Based on that, there is some easy, general purpose guidance to be had, but not much. Single purpose tools that offer to classify and analyze documents will give reliable and repeatable results. It’s useful to know whether some source file is like another. It’s useful to know the ways in which they differ. It’s useful to have semantically aware search and suggestions. I wish we had more tools in this vein. I wish we had detectors for duplicated behavior, the same way we have them for duplicated text. I wish we could rate code as to whether it’s functional vs declarative vs imperative. Or whether it’s actually self-documenting, as we like to tell ourselves. Transformer-driven text generators do something very much like those kinds of classification. But the output isn’t a score or a confidence interval, it’s a likely continuation of the text. That means we can’t use them to do the kind of second and third order analysis that we would assume.
Despite that limitation, the marketing and the default behavior of these chatbots is to skip straight to the end and have it produce─whole cloth─text resembling the higher order analysis. That's a problem. That result can't be trusted, but verifying the result is more work than doing the analysis in the first place. That's exhausting, and people can't sustain vigilant critical skepticism against what feels like a zip bomb targeting human attention. Even less so when the output is something they want.

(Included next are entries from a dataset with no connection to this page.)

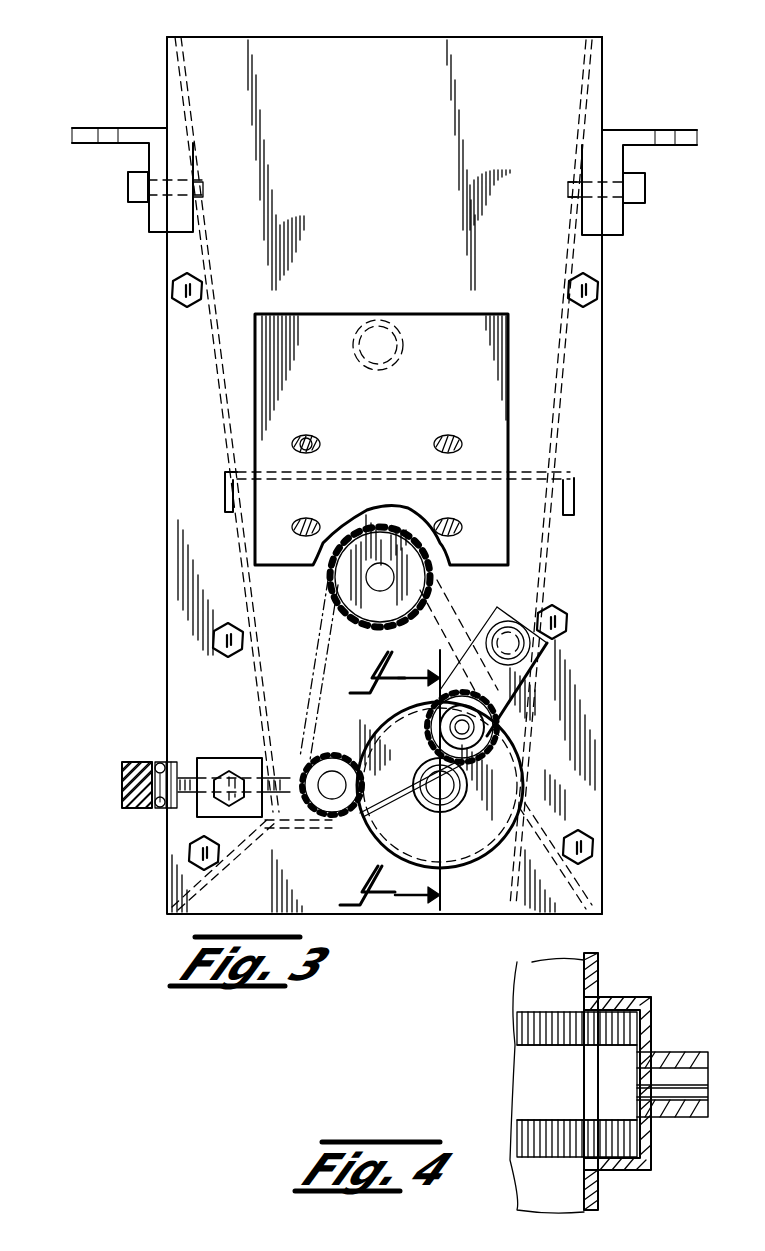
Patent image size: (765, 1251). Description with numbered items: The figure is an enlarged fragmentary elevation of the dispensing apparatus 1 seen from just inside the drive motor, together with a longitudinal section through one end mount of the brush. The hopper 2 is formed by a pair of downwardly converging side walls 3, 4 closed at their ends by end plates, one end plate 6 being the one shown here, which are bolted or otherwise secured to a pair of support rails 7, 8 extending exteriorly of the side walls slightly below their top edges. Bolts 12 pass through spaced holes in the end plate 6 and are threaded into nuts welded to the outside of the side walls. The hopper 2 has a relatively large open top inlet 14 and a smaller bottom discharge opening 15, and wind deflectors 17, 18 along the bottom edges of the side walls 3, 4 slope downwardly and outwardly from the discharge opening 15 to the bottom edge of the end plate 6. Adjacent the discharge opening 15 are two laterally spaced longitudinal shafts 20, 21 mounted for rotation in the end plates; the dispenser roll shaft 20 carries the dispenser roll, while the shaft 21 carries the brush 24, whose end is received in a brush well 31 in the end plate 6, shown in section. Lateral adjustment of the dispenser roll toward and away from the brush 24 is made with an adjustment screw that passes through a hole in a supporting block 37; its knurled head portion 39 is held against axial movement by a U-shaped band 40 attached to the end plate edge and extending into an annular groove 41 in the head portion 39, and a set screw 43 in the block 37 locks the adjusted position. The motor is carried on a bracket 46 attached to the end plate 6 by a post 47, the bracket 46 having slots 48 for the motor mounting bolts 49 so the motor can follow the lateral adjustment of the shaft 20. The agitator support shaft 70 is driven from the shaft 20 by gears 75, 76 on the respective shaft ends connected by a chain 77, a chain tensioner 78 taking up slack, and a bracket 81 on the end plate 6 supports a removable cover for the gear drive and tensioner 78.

In FIG. 3, the dispensing apparatus 1 is at (158, 98).
In FIG. 3, the hopper 2 is at (204, 32).
In FIG. 3, the side wall 3 is at (207, 340).
In FIG. 3, the side wall 4 is at (562, 352).
In FIG. 3, the end plate 6 is at (205, 588).
In FIG. 4, the end plate 6 is at (598, 1195).
In FIG. 3, the support rail 7 is at (72, 135).
In FIG. 3, the support rail 8 is at (697, 137).
In FIG. 3, the bolts 12 is at (180, 290).
In FIG. 3, the open top inlet 14 is at (574, 36).
In FIG. 3, the bottom discharge opening 15 is at (330, 830).
In FIG. 3, the wind deflector 17 is at (178, 893).
In FIG. 3, the wind deflector 18 is at (580, 883).
In FIG. 3, the dispenser roll shaft 20 is at (332, 782).
In FIG. 3, the brush shaft 21 is at (455, 795).
In FIG. 4, the brush shaft 21 is at (676, 1075).
In FIG. 3, the brush 24 is at (515, 780).
In FIG. 4, the brush 24 is at (520, 1015).
In FIG. 3, the brush well 31 is at (470, 855).
In FIG. 4, the brush well 31 is at (625, 997).
In FIG. 3, the block 37 is at (206, 758).
In FIG. 3, the knurled head portion 39 is at (122, 790).
In FIG. 3, the U-shaped band 40 is at (158, 806).
In FIG. 3, the annular groove 41 is at (150, 762).
In FIG. 3, the set screw 43 is at (229, 772).
In FIG. 3, the bracket 46 is at (333, 338).
In FIG. 3, the post 47 is at (402, 330).
In FIG. 3, the slots 48 is at (304, 440).
In FIG. 3, the motor mounting bolts 49 is at (318, 444).
In FIG. 3, the agitator support shaft 70 is at (378, 574).
In FIG. 3, the gear 75 is at (345, 808).
In FIG. 3, the gear 76 is at (397, 548).
In FIG. 3, the chain 77 is at (450, 615).
In FIG. 3, the chain tensioner 78 is at (515, 703).
In FIG. 3, the bracket 81 is at (222, 489).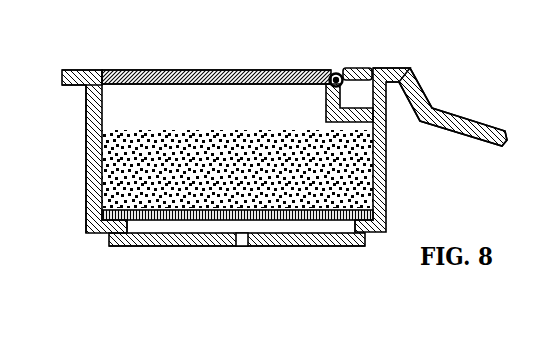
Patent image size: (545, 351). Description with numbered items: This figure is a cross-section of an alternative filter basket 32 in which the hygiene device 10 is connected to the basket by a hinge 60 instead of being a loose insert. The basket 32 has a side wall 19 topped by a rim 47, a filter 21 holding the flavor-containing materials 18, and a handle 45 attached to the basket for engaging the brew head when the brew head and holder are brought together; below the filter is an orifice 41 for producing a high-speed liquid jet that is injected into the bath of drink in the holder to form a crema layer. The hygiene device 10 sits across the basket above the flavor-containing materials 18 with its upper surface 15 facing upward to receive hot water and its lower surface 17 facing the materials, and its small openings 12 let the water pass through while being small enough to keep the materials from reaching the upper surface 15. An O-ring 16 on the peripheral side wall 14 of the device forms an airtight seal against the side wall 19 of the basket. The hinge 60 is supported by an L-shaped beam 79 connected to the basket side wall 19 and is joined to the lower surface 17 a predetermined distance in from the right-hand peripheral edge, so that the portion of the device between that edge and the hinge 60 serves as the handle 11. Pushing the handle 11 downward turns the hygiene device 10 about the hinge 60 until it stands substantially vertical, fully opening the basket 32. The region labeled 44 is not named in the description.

The hygiene device 10 is at (201, 48).
The handle 11 is at (357, 68).
The small openings 12 is at (246, 70).
The peripheral side wall 14 is at (93, 90).
The upper surface 15 is at (158, 76).
The O-ring 16 is at (106, 79).
The lower surface 17 is at (156, 86).
The flavor-containing materials 18 is at (107, 145).
The side wall 19 is at (86, 183).
The filter 21 is at (305, 222).
The brew basket 32 is at (139, 253).
The orifice 41 is at (240, 247).
The screen / space 44 is at (262, 227).
The handle 45 is at (457, 117).
The rim 47 is at (402, 70).
The hinge 60 is at (331, 72).
The L-shaped beam 79 is at (325, 110).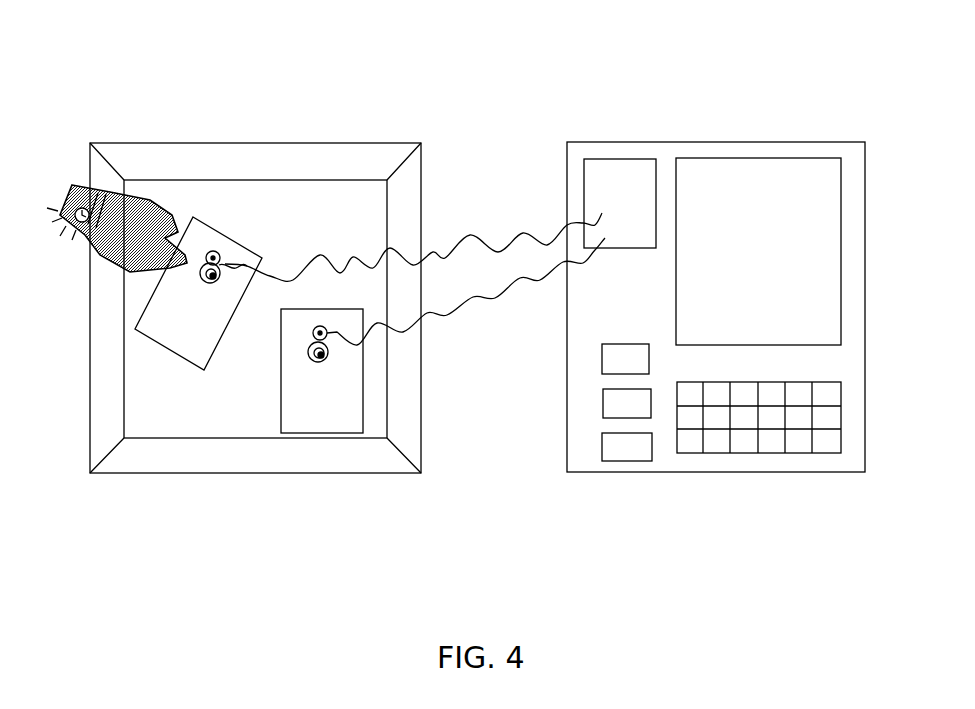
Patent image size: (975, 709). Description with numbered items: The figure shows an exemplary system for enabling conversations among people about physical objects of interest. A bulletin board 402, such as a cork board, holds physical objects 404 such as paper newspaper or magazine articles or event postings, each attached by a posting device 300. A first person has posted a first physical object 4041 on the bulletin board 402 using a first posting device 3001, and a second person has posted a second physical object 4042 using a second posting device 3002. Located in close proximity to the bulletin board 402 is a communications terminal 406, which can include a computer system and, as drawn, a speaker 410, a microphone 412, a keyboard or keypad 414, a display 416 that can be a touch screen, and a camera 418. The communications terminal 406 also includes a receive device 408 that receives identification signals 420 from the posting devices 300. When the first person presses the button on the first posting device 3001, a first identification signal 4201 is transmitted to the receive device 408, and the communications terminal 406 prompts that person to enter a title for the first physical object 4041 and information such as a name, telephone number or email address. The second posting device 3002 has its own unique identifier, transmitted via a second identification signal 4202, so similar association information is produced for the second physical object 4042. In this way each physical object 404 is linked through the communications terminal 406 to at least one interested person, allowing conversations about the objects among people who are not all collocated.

The posting device 300 is at (342, 254).
The first posting device 3001 is at (210, 253).
The second posting device 3002 is at (333, 354).
The bulletin board 402 is at (155, 403).
The physical object 404 is at (195, 372).
The first physical object 4041 is at (158, 318).
The second physical object 4042 is at (312, 414).
The communications terminal 406 is at (724, 78).
The receive device 408 is at (612, 179).
The speaker 410 is at (620, 447).
The microphone 412 is at (612, 404).
The keyboard or keypad 414 is at (775, 420).
The display 416 is at (808, 243).
The camera 418 is at (613, 365).
The identification signal 420 is at (415, 269).
The first identification signal 4201 is at (470, 237).
The second identification signal 4202 is at (472, 291).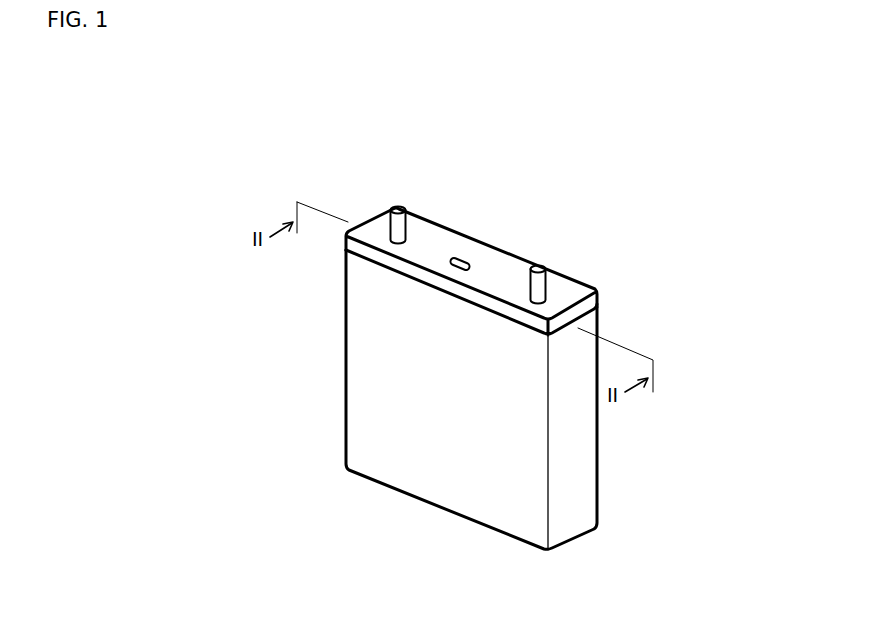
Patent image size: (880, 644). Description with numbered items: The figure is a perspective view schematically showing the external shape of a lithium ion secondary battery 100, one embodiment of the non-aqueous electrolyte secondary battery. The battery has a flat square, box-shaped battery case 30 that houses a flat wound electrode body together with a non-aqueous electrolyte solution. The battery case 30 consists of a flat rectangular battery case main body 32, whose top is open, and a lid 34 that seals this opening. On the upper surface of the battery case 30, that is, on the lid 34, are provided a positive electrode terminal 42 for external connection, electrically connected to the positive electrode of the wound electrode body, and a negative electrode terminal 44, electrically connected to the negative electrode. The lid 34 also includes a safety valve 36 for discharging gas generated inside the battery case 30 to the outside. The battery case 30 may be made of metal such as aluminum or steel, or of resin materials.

The lithium ion secondary battery 100 is at (709, 171).
The battery case 30 is at (447, 481).
The battery case main body 32 is at (588, 493).
The lid 34 is at (593, 302).
The safety valve 36 is at (456, 258).
The positive electrode terminal 42 is at (397, 208).
The negative electrode terminal 44 is at (538, 266).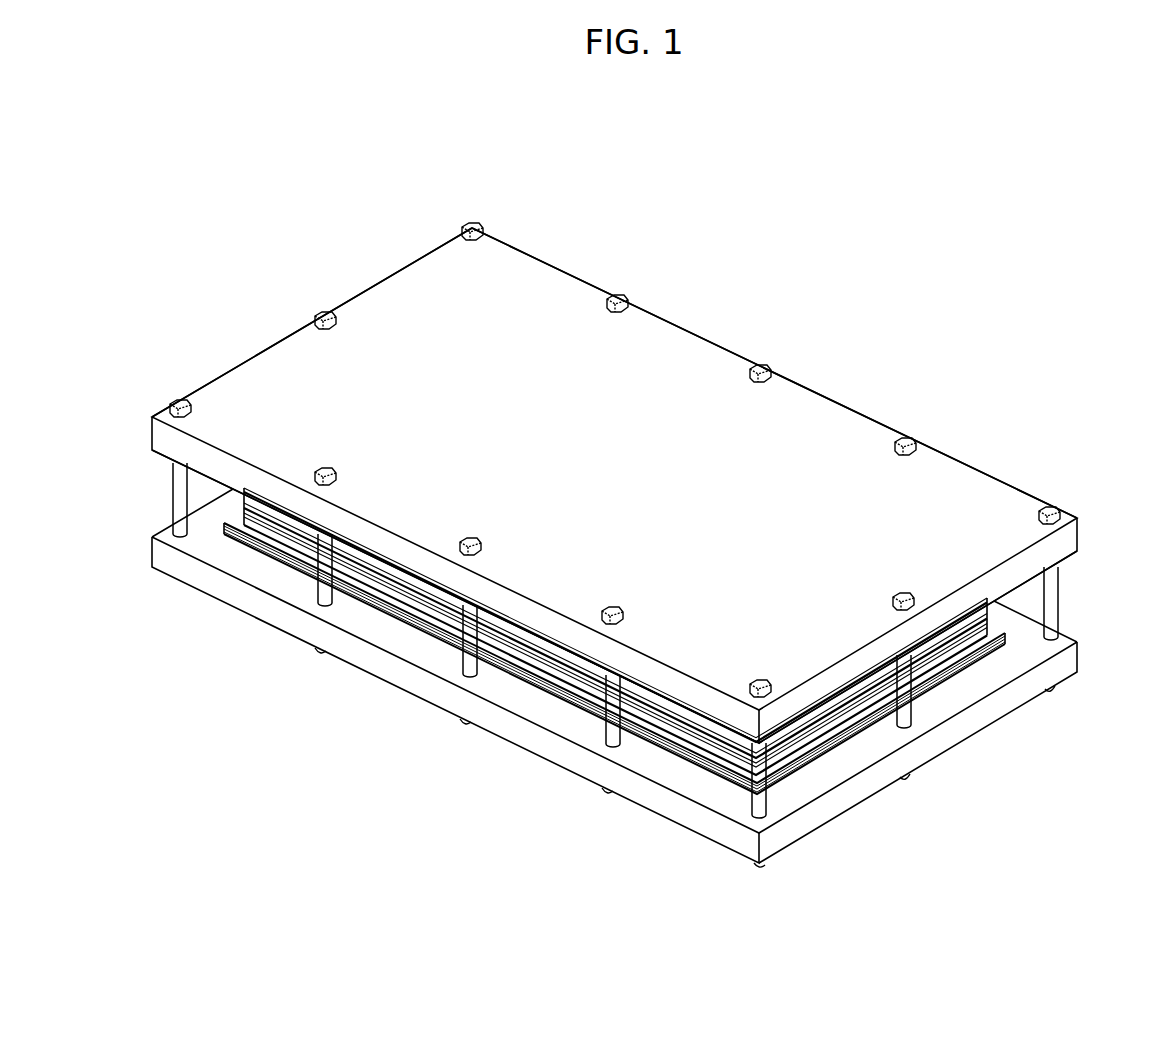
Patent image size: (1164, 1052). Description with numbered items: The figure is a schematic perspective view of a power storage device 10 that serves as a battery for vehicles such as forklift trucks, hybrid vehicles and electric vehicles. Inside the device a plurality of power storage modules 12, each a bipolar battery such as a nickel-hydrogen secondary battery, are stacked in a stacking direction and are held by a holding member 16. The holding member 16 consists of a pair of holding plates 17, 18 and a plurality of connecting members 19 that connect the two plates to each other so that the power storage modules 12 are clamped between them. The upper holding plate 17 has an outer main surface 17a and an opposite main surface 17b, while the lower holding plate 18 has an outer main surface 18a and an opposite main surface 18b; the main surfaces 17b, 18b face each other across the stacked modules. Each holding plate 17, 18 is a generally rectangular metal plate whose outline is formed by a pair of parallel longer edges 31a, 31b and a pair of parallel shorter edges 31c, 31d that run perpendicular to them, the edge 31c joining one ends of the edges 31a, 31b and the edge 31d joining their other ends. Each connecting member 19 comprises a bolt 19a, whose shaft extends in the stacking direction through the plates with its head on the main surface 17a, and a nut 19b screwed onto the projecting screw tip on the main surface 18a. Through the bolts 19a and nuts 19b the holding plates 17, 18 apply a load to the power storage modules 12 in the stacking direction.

The power storage device 10 is at (1006, 268).
The power storage module 12 is at (243, 497).
The holding member 16 is at (143, 394).
The holding plate 17 is at (584, 472).
The main surface 17a is at (265, 370).
The main surface 17b is at (203, 477).
The holding plate 18 is at (614, 676).
The main surface 18a is at (557, 776).
The main surface 18b is at (533, 712).
The connecting member 19 is at (615, 570).
The bolt 19a is at (760, 370).
The nut 19b is at (670, 868).
The edge 31a is at (960, 456).
The edge 31b is at (340, 663).
The edge 31c is at (375, 283).
The edge 31d is at (975, 585).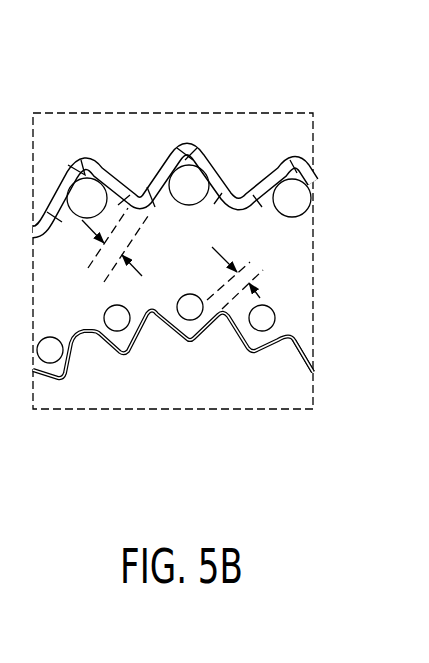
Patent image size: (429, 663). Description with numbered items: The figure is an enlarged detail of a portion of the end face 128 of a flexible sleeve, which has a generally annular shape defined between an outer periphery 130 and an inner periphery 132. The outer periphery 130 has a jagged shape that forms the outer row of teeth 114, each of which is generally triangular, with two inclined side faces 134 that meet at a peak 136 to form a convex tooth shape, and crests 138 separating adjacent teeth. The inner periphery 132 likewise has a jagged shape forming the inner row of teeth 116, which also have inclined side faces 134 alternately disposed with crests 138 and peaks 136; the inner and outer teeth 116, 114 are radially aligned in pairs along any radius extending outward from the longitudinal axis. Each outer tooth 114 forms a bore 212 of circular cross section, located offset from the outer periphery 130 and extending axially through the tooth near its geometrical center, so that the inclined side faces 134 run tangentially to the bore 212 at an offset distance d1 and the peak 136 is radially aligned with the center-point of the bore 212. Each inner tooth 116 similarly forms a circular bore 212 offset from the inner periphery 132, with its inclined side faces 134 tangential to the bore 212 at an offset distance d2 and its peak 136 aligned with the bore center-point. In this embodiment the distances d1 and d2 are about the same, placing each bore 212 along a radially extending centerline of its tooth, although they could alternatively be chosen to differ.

The outer row of teeth 114 is at (322, 188).
The inner row of teeth 116 is at (317, 348).
The end face 128 is at (299, 255).
The outer periphery 130 is at (81, 156).
The inner periphery 132 is at (276, 352).
The inclined side faces 134 is at (167, 158).
The peak 136 is at (190, 140).
The crests 138 is at (139, 192).
The bore 212 is at (190, 191).
The offset distance d1 is at (120, 254).
The offset distance d2 is at (242, 278).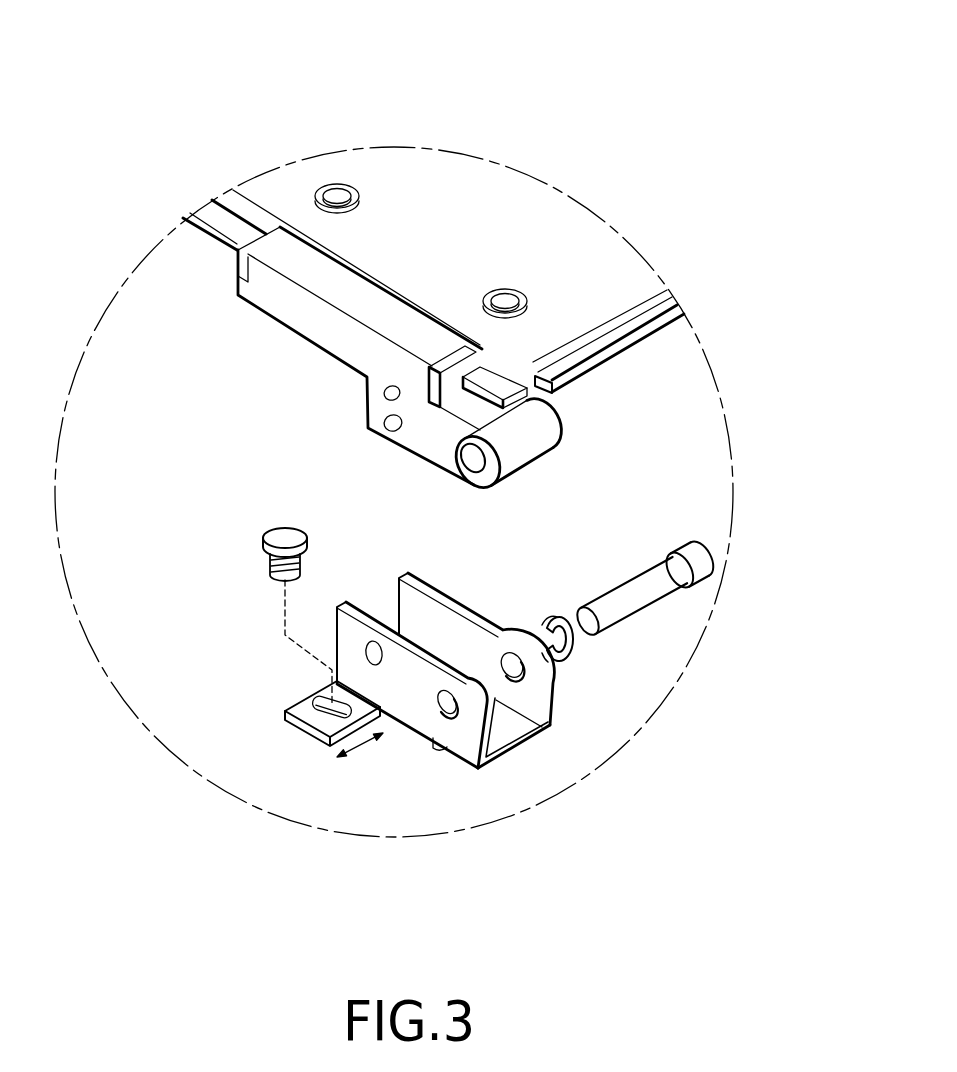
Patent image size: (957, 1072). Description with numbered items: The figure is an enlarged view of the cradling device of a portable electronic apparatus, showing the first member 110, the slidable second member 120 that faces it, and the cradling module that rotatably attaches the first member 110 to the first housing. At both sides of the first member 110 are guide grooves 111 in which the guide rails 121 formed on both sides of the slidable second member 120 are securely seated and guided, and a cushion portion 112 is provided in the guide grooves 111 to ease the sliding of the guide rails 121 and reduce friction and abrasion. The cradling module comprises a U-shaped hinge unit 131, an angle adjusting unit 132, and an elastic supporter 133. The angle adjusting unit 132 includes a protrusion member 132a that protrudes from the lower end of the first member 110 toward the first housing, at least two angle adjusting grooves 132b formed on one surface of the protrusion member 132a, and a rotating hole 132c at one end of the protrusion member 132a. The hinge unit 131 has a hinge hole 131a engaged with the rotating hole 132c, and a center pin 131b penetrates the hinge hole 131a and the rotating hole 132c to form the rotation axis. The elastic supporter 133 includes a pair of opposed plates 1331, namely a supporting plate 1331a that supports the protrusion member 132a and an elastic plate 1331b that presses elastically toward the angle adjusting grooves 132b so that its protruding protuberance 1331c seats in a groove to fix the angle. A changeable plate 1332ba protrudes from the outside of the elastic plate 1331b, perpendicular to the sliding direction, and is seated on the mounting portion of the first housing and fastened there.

There’s some irony that the tremendous scale of those transformer models makes them less trustworthy. Massive general purpose models include factors that represent correlations ranging from rhyming to sarcasm to object-orientedness and beyond. Single-purpose models would have clearer boundaries. A model that was built to operate on source code, using a token vocabulary based on nodes in an abstract syntax tree rather than natural language n-grams would be radically different. That single purpose syntax tree based model would be unable to get distracted by those natural language vectors which would be irrelevant to producing or analyzing source code. It would also be capable of failing to respond to a prompt. That may sound like a bad thing, but in conventional software it would be the difference between a clear error message and undefined behavior. This would clearly delineate appropriate uses for that tool. Some of what we’re all doing is feeling out the boundaries of where AI behavior becomes too undefined to be useful. It’s probably a good idea to consciously recognize that’s what we’re doing. And, where possible, we should seek out products that make this boundary explicit.